What is a CD ladder and how do I build one?
A CD ladder is a strategy where you split your deposit across multiple CDs with staggered maturity dates. For example, with $25,000 you might buy five CDs of $5,000 each with terms of 1, 2, 3, 4, and 5 years. As each shorter CD matures, you reinvest it into a new 5-year CD (typically the highest rate). After 5 years, one CD matures every year, giving you annual access to funds while earning the higher long-term rates. This balances liquidity, higher yields, and interest rate risk.
What are the penalties for withdrawing from a CD early?
Early withdrawal penalties vary by bank and CD term but typically range from 3 to 12 months of interest. A common structure: 3-month penalty for CDs under 12 months, 6-month penalty for 12-36 month CDs, and 12-month penalty for longer terms. On a $10,000 CD at 5%, a 6-month penalty costs about $250. In some cases, the penalty can eat into your principal if you withdraw very early. Some banks offer no-penalty CDs (usually at slightly lower rates) if you think you may need early access.
How do CDs compare to high-yield savings accounts?
CDs and high-yield savings accounts (HYSAs) are both FDIC-insured up to $250,000, but they differ in flexibility and rate. CDs lock your rate for the full term, protecting you if rates drop, but your money is inaccessible without penalty.
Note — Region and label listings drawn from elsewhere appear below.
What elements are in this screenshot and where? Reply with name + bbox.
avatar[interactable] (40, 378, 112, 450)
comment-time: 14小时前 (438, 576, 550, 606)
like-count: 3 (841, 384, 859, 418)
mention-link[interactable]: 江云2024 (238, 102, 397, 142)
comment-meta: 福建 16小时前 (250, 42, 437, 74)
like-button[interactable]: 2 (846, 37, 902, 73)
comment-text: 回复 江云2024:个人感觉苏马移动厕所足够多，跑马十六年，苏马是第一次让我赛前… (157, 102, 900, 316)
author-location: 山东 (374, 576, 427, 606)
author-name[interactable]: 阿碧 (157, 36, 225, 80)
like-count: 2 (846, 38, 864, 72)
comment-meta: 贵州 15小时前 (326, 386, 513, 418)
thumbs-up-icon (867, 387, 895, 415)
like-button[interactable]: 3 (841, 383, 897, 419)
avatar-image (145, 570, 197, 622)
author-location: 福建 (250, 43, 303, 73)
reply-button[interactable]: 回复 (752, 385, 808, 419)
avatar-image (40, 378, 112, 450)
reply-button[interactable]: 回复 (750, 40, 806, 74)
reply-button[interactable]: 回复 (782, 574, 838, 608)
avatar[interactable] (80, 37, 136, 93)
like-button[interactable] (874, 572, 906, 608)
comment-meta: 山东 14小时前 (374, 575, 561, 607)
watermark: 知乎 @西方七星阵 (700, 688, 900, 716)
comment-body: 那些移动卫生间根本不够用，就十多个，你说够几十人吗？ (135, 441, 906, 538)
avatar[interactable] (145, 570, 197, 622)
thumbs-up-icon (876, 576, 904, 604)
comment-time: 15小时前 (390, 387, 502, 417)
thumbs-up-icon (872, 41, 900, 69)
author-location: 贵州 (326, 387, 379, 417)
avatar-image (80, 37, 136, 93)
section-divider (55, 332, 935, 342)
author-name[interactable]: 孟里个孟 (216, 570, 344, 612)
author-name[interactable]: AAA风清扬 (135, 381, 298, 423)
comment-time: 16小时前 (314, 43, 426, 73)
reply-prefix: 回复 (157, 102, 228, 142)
HYSAs offer variable rates that can change at any time but allow unlimited withdrawals. When CD rates are significantly higher than HYSA rates, locking in a CD makes sense. When rates are similar or declining, a HYSA's flexibility is usually more valuable. Many savers use both -- CDs for money they will not need and HYSAs for liquid reserves.
What is the difference between a CD's stated interest rate and its APY?
The stated interest rate (nominal rate) is the base rate the bank advertises. The APY (Annual Percentage Yield) reflects the actual return after accounting for compounding frequency. A CD with a 5.00% stated rate compounded daily has an APY of 5.13%, meaning you effectively earn 5.13% on your deposit over a year. The more frequently interest compounds, the higher the APY relative to the stated rate. Always compare CDs using APY rather than the stated rate, as APY gives you the true apples-to-apples comparison across banks with different compounding schedules.